The option is enabled using the FIFTYONE_DEGREES_MEMORY_ONLY compile flag, which can also be set through CMake using the -DMemoryOnly=YES option, or through Visual Studio using the the Debug-MemoryOnly or Release-MemoryOnly build configurations.

NoThreading

In single threaded operation compiling without threading using the FIFTYONE_DEGREES_NO_THREADING directive results in performance improvements. By removing logic needed to keep operations thread safe, the performance of many operations are improved.

The option is enabled using the FIFTYONE_DEGREES_NO_THREADING compile flag, which can also be set through CMake using the -DNoThreading=YES option, or through Visual Studio using the Debug-Single or Release-Single build configurations.

WARNING: This option should only be enabled in single threaded environments, as it means operations will not be thread safe.

ExceptionsDisabled

Exceptions are handled in the common library using the fiftyoneDegreesException structure. This logic can be disabled using the FIFTYONE_DEGREES_EXCEPTIONS_DISABLED directive, resulting in performance improvements.

The options is enabled using the FIFTYONE_DEGREES_EXCEPTIONS_DISABLED compile flag, which can also be set through CMake using the -DExceptionsDisabled=YES option.

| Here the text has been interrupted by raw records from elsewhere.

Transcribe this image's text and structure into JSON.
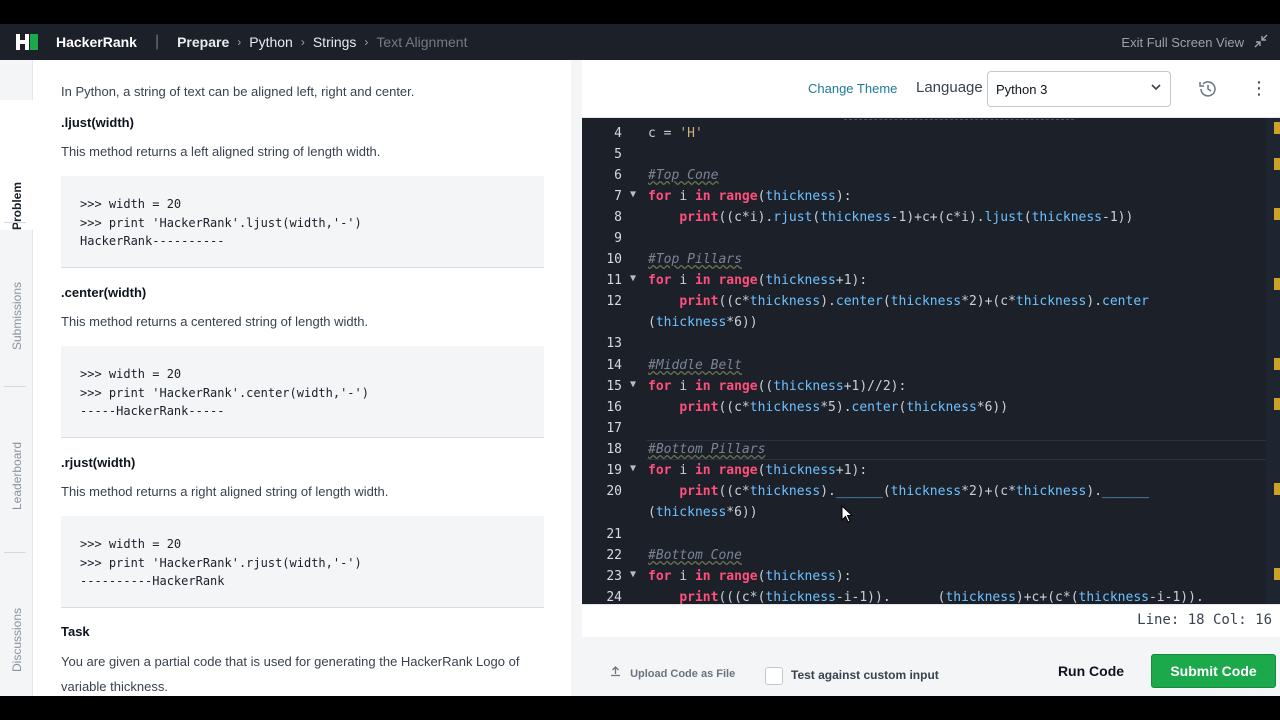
{
  "header": {
    "brand": "HackerRank",
    "breadcrumbs": [
      "Prepare",
      "Python",
      "Strings",
      "Text Alignment"
    ],
    "exit_label": "Exit Full Screen View"
  },
  "sidebar_tabs": [
    "Problem",
    "Submissions",
    "Leaderboard",
    "Discussions"
  ],
  "problem": {
    "intro": "In Python, a string of text can be aligned left, right and center.",
    "methods": [
      {
        "name": ".ljust(width)",
        "desc": "This method returns a left aligned string of length width.",
        "code": ">>> width = 20\n>>> print 'HackerRank'.ljust(width,'-')\nHackerRank----------"
      },
      {
        "name": ".center(width)",
        "desc": "This method returns a centered string of length width.",
        "code": ">>> width = 20\n>>> print 'HackerRank'.center(width,'-')\n-----HackerRank-----"
      },
      {
        "name": ".rjust(width)",
        "desc": "This method returns a right aligned string of length width.",
        "code": ">>> width = 20\n>>> print 'HackerRank'.rjust(width,'-')\n----------HackerRank"
      }
    ],
    "task_title": "Task",
    "task_text_1": "You are given a partial code that is used for generating the HackerRank Logo of",
    "task_text_2": "variable thickness."
  },
  "toolbar": {
    "change_theme": "Change Theme",
    "language_label": "Language",
    "language_value": "Python 3"
  },
  "editor": {
    "line_numbers": [
      "4",
      "5",
      "6",
      "7",
      "8",
      "9",
      "10",
      "11",
      "12",
      "",
      "13",
      "14",
      "15",
      "16",
      "17",
      "18",
      "19",
      "20",
      "",
      "21",
      "22",
      "23",
      "24"
    ]
  },
  "status": {
    "text": "Line: 18 Col: 16"
  },
  "footer": {
    "upload_label": "Upload Code as File",
    "custom_input_label": "Test against custom input",
    "run_label": "Run Code",
    "submit_label": "Submit Code"
  },
  "colors": {
    "accent_green": "#1ba94c",
    "link_teal": "#1a7a9a",
    "editor_bg": "#1b2029"
  }
}
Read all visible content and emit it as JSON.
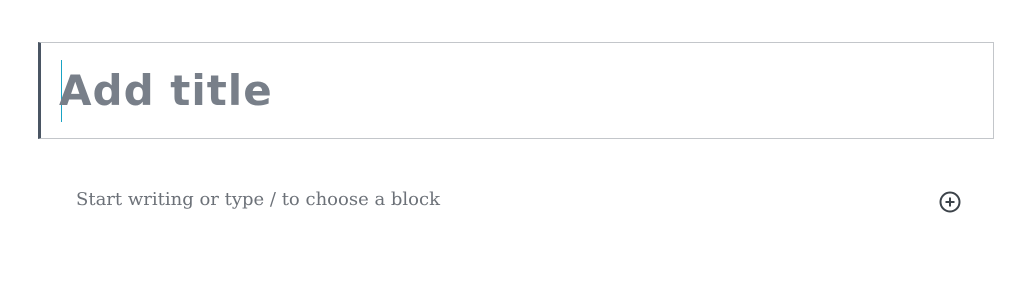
{
  "editor": {
    "title_placeholder": "Add title",
    "paragraph_placeholder": "Start writing or type / to choose a block",
    "add_block_icon": "plus-circle-icon"
  },
  "colors": {
    "title_text": "#787f89",
    "paragraph_text": "#6c7178",
    "cursor": "#19a3c4",
    "title_left_border": "#4a5563",
    "title_border": "#c3c6ca",
    "icon": "#3c434a"
  }
}
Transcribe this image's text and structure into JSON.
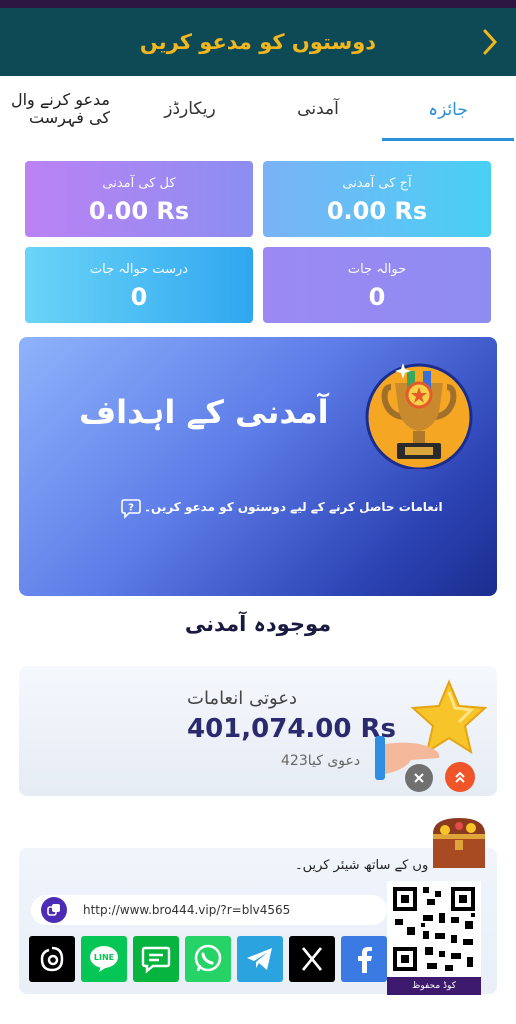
{
  "header": {
    "title": "دوستوں کو مدعو کریں",
    "back_icon": "chevron-right-icon"
  },
  "tabs": [
    {
      "label": "جائزہ",
      "active": true
    },
    {
      "label": "آمدنی",
      "active": false
    },
    {
      "label": "ریکارڈز",
      "active": false
    },
    {
      "label_line1": "مدعو کرنے وال",
      "label_line2": "کی فہرست",
      "active": false
    }
  ],
  "stats": [
    {
      "label": "آج کی آمدنی",
      "value": "0.00 Rs"
    },
    {
      "label": "کل کی آمدنی",
      "value": "0.00 Rs"
    },
    {
      "label": "حوالہ جات",
      "value": "0"
    },
    {
      "label": "درست حوالہ جات",
      "value": "0"
    }
  ],
  "goals": {
    "title": "آمدنی کے اہداف",
    "subtitle": "انعامات حاصل کرنے کے لیے دوستوں کو مدعو کریں۔"
  },
  "current_earnings": {
    "section_title": "موجودہ آمدنی",
    "label": "دعوتی انعامات",
    "amount": "401,074.00 Rs",
    "invited_count": "423",
    "invited_label": "دعوی کیا"
  },
  "share": {
    "title": "وں کے ساتھ شیئر کریں۔",
    "link": "http://www.bro444.vip/?r=blv4565",
    "qr_caption": "کوڈ محفوظ",
    "socials": [
      {
        "name": "threads-icon",
        "color": "#000000"
      },
      {
        "name": "line-icon",
        "color": "#06c755"
      },
      {
        "name": "message-icon",
        "color": "#06b43f"
      },
      {
        "name": "whatsapp-icon",
        "color": "#25d366"
      },
      {
        "name": "telegram-icon",
        "color": "#2aa3df"
      },
      {
        "name": "x-icon",
        "color": "#000000"
      },
      {
        "name": "facebook-icon",
        "color": "#3b79e3"
      }
    ]
  },
  "colors": {
    "header_bg": "#0e4a55",
    "header_title": "#f2b61e",
    "active_tab": "#2d8fd9"
  }
}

WARNING: When exception handling is disabled, using the functionality in this library incorrectly can result in a segmentation fault instead of an exception being set.

Tests

All unit, integration, and performance tests are built using the Google test framework.

CMake

CMake automatically pulls in the latest Google Test from GitHub.

Building the project builds the test executable CommonTests to the bin/ directory. This can be run directly from a terminal.

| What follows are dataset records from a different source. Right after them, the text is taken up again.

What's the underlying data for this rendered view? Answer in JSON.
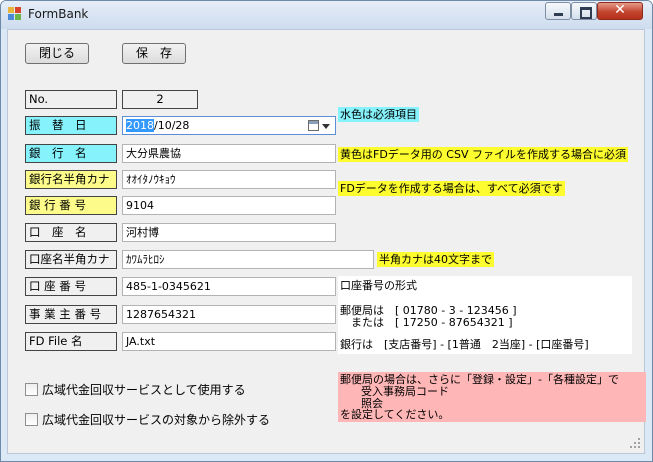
{
  "window": {
    "title": "FormBank"
  },
  "toolbar": {
    "close_label": "閉じる",
    "save_label": "保　存"
  },
  "fields": {
    "no": {
      "label": "No.",
      "value": "2"
    },
    "transfer_date": {
      "label": "振　替　日",
      "value_selected": "2018",
      "value_rest": "/10/28"
    },
    "bank_name": {
      "label": "銀　行　名",
      "value": "大分県農協"
    },
    "bank_kana": {
      "label": "銀行名半角カナ",
      "value": "ｵｵｲﾀﾉｳｷｮｳ"
    },
    "bank_number": {
      "label": "銀 行 番 号",
      "value": "9104"
    },
    "account_name": {
      "label": "口　座　名",
      "value": "河村博"
    },
    "account_kana": {
      "label": "口座名半角カナ",
      "value": "ｶﾜﾑﾗﾋﾛｼ"
    },
    "account_number": {
      "label": "口 座 番 号",
      "value": "485-1-0345621"
    },
    "employer_number": {
      "label": "事 業 主 番 号",
      "value": "1287654321"
    },
    "fd_file": {
      "label": "FD File 名",
      "value": "JA.txt"
    }
  },
  "notes": {
    "cyan_required": "水色は必須項目",
    "yellow_csv": "黄色はFDデータ用の CSV ファイルを作成する場合に必須",
    "fd_required": "FDデータを作成する場合は、すべて必須です",
    "kana_limit": "半角カナは40文字まで"
  },
  "account_format": {
    "heading": "口座番号の形式",
    "line1": "郵便局は　[ 01780 - 3 - 123456 ]",
    "line2": "　または　[ 17250 - 87654321 ]",
    "line3": "銀行は　[支店番号] - [1普通　2当座] - [口座番号]"
  },
  "postal_note": {
    "line1": "郵便局の場合は、さらに「登録・設定」-「各種設定」で",
    "line2": "      受入事務局コード",
    "line3": "      照会",
    "line4": "を設定してください。"
  },
  "checkboxes": {
    "use_wide_area": {
      "label": "広域代金回収サービスとして使用する",
      "checked": false
    },
    "exclude_wide_area": {
      "label": "広域代金回収サービスの対象から除外する",
      "checked": false
    }
  },
  "colors": {
    "required": "#86f2fb",
    "fd_required": "#fdfc8a",
    "note_yellow": "#fdfc2e",
    "pink": "#ffb6b6"
  }
}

These can be run by calling

ctest

If CMake has been used in an MSVC environment, then the tests will be set up and discoverable in the Visual Studio solution 51DegreesCommon created by CMake.

Visual Studio

Tests in the Visual Studio solution automatically install the GTest dependency via a NuGet package. However, in order for the tests to show up in the Visual Studio test explorer, the Test Adapter for Google Test extension must be installed.

The VisualStudio solution includes FiftyOne.Common.Tests, which can be run through the standard Visual Studio test runner.

Referencing the library

CMake

When building using CMake, static libraries are built in stages. These can be included in an executable just as they are in the examples. If these are included through a CMake file, the dependencies will be resolved automatically. However, if linking another way, all dependencies will need to be included from the lib/ directory. For example, to use the Common C library, the fiftyone-common-c static library would need to be included, and for C++, fiftyone-common-cxx is needed in addition.

Visual Studio

The Visual Studio solution contains static libraries which have all the dependencies set up correctly, so referencing these in a Visual Studio solution should be fairly self explanatory.